“The decision was made last year to move forward with a project long in the works and now it has finally begun”, the Quahog’s smooth voice revealed. “Dinosaurs will soon be recreated. Though scientists have been unable to follow Mr. Spielberg’s blueprint in extracting DNA from fossils, and fear they never will, they have had a breakthrough in the realm of dinosaur creation.
Before I explain, something should first be cleared up about dinosaurs. A common misconception exists, that dinosaurs are extinct. Dinosaurs are not extinct! Turtles are dinosaurs, even chickens are dinosaurs, they just aren’t the claw bearing, poison spitting, building sized ones we all picture when we hear the word; no offense to the turtles or chickens intended.
But back to the breakthrough. Scientists have recently discovered cells, proteins and blood vessels within fossils. This find has led them to believe that they can recreate the ideal dinosaurs through their understanding of atavism. That is, they will take a living fetus and manipulate its genetic makeup to trigger traits common in its ancestors.

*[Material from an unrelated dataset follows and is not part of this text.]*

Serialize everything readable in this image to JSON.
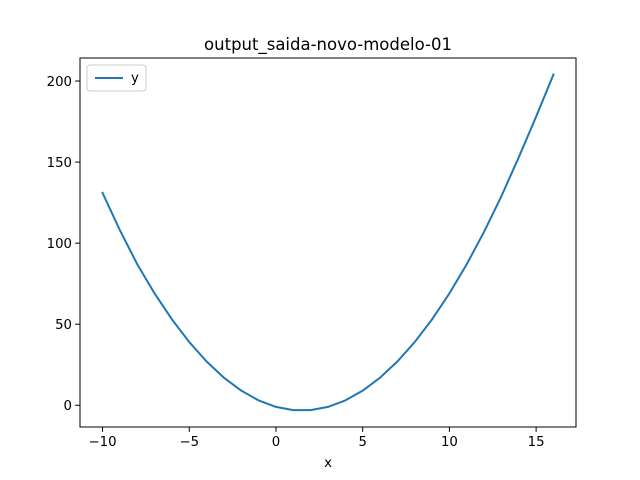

Since these findings, a team has been commissioned to rouse the genetics of one of our living dinosaurs and enliven a new one; that effort has been delayed, until now.”
Ossy typically took comfort in "Quid Pro Quo" with the Quodlibetical Quahog, looked forward to tuning in to WNYC for NPR’s top of the hour spot. Not today. It is not nearly as interesting to listen to a story when you already know the details; like watching a movie after someone has told you the ending. Ossy listened on nonetheless.
“They wanted to get it right the first time, the pressure was on and every step of the process audited with anal attention. There was a lot still to be worked out in the genetic realm but first they had to decide what species to base this work on, which living dinosaur they would mold.
A turtle was out of the question because they exist in nearly their original form ipso facto nothing to stir up. So that meant it had to be a bird, but that barely narrowed it down.
With so much riding on this decision, teams were formed to explore every aspect of each species of bird to determine which would be the best candidate for the experiment. Chickens were knocked out quickly, they cannot really fly as it is and it was crucial that the bird be able to fly, even after mutation, so sadly there will be no Chickenosaurus. Geese as well were promptly eliminated, they are too mean; not a pigeon either, they’re too messy; no seagull, they’re too desperate; not a vulture, well, they’re just too ugly.
Now, (the Chatty Clams voice suddenly gains an air of solemnity) finally, after a year of research, analysis and many impassioned debates, the votes are in. It will be the rare Osmotic Osprey whose DNA will be stimulated.
The powers that be decided on this special bird due to the semi-permeable membrane which surrounds its upper body. This makes the hawk incredibly aerodynamic and plausibly able to cope with the weight of larger talons, scales, and the other dinosauric features that will make the new creature appear up to our post-Crichton era standards. As well, the Osprey’s peaceful nature, of course, worked into the decision because, well, they want it to look the part of prehistoric beast but not to play it.
So now we must wait. Wait for the gears to turn, the elements to amalgamate and the egg to hatch. Because, unfortunately, what happens then, for now, can only be hypothesized. But once it is known, trust you will hear it first, through the lips of the Chatty Clam, here on NPR.”
Ossy knew that, in her case, this was not the truth. She would certainly be the first to know; a mother always knows.